La présence de MedGlobal ne serait pas et ne sera pas possible sans l'unique passage frontalier parrainé par l'ONU entre la Turquie et la Syrie, qui est aujourd'hui menacé. La plupart des ONG ont signé des accords avec les agences des Nations Unies pour fournir une aide jusqu'à la fin de 2023, dans l'hypothèse que le soutien de l'ONU à la Syrie se poursuivra comme c'est le cas depuis 2014. Le statu quo – un passage unique, l'incertitude des intervalles de renouvellement de six mois et le montant de l’aide et du financement n’a jamais été suffisant. Malgré ces limites, de courageux Syriens et des volontaires internationaux tenaces ont travaillé sans relâche pour faire tout ce qu’ils pouvaient avec le peu de soutien dont ils disposaient. Nous espérions tous une prolongation de neuf, voire douze mois, mais nous avons perdu même le strict minimum dont nous disposions cette semaine. Pour nous, mais surtout pour la population du nord-ouest de la Syrie, il s’agit du pire scénario dévastateur.

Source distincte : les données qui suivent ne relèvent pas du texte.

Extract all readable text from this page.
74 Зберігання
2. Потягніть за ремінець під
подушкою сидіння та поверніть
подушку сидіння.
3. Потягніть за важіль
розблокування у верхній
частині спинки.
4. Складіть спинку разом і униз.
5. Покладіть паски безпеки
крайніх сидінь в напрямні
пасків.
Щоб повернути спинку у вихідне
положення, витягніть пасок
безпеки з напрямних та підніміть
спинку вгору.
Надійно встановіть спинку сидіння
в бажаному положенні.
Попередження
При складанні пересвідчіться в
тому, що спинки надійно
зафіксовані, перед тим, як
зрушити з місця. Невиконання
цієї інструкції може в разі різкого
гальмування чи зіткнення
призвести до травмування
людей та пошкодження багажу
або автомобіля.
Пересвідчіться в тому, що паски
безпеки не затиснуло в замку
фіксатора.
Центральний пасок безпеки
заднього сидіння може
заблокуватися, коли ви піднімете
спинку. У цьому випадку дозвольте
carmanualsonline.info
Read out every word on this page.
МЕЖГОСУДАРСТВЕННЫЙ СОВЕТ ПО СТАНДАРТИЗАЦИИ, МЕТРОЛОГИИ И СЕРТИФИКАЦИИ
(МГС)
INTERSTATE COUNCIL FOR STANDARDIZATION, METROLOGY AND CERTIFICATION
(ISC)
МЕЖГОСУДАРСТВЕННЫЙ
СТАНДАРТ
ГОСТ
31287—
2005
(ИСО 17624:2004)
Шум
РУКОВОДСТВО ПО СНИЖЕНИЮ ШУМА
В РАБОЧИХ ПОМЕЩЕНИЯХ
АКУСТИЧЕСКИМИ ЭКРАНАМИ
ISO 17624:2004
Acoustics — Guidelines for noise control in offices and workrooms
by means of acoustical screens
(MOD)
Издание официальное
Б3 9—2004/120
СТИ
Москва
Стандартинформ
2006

Si la résolution n'est pas renouvelée, de nombreuses ONG pourraient perdre leur financement et leur accès, et les fournitures nutritionnelles de l'UNICEF et les fournitures médicales mensuelles de l'OMS pourraient être suspendues. La suspension de cette résolution affectera considérablement les opérations et les cliniques mobiles de MedGlobal. Cinq centres de soins de santé primaires, deux hôpitaux et équipes de nutrition ainsi que huit ambulances en Syrie soutenus par MedGlobal pourraient également être touchés. Ces perturbations de l’aide humanitaire auront inévitablement des conséquences économiques croissantes. L’inflation des prix va probablement augmenter, affectant non seulement les populations locales mais aussi tous les prestataires de services et partenaires internationaux, portant un double coup à nos efforts.

Le système de santé syrien est particulièrement vulnérable aux perturbations catastrophiques résultant des votes de cette semaine, presque toutes les activités de santé dans le pays recevant au moins une partie de leur financement de l'ONU et des ONG. En raison de la suspension des bureaux de l’ONU, les hôpitaux, les unités de soins intensifs, les établissements de santé mentale, les campagnes contre la polio et les vaccins cesseront probablement de fonctionner. Le temps qu’il faudra à la communauté internationale pour trouver des solutions alternatives, bon nombre des personnes les plus vulnérables mourront probablement des suites directes de ces perturbations, en particulier celles atteintes de maladies non transmissibles. Cette interruption survient à un moment particulièrement terrible, après que le tremblement de terre a traumatisé à nouveau la population. Les hôpitaux turcs de l’autre côté de la frontière qui recevaient des patients syriens sont désormais fermés ou n’ont pas actuellement la capacité d’accueillir de nouveaux patients.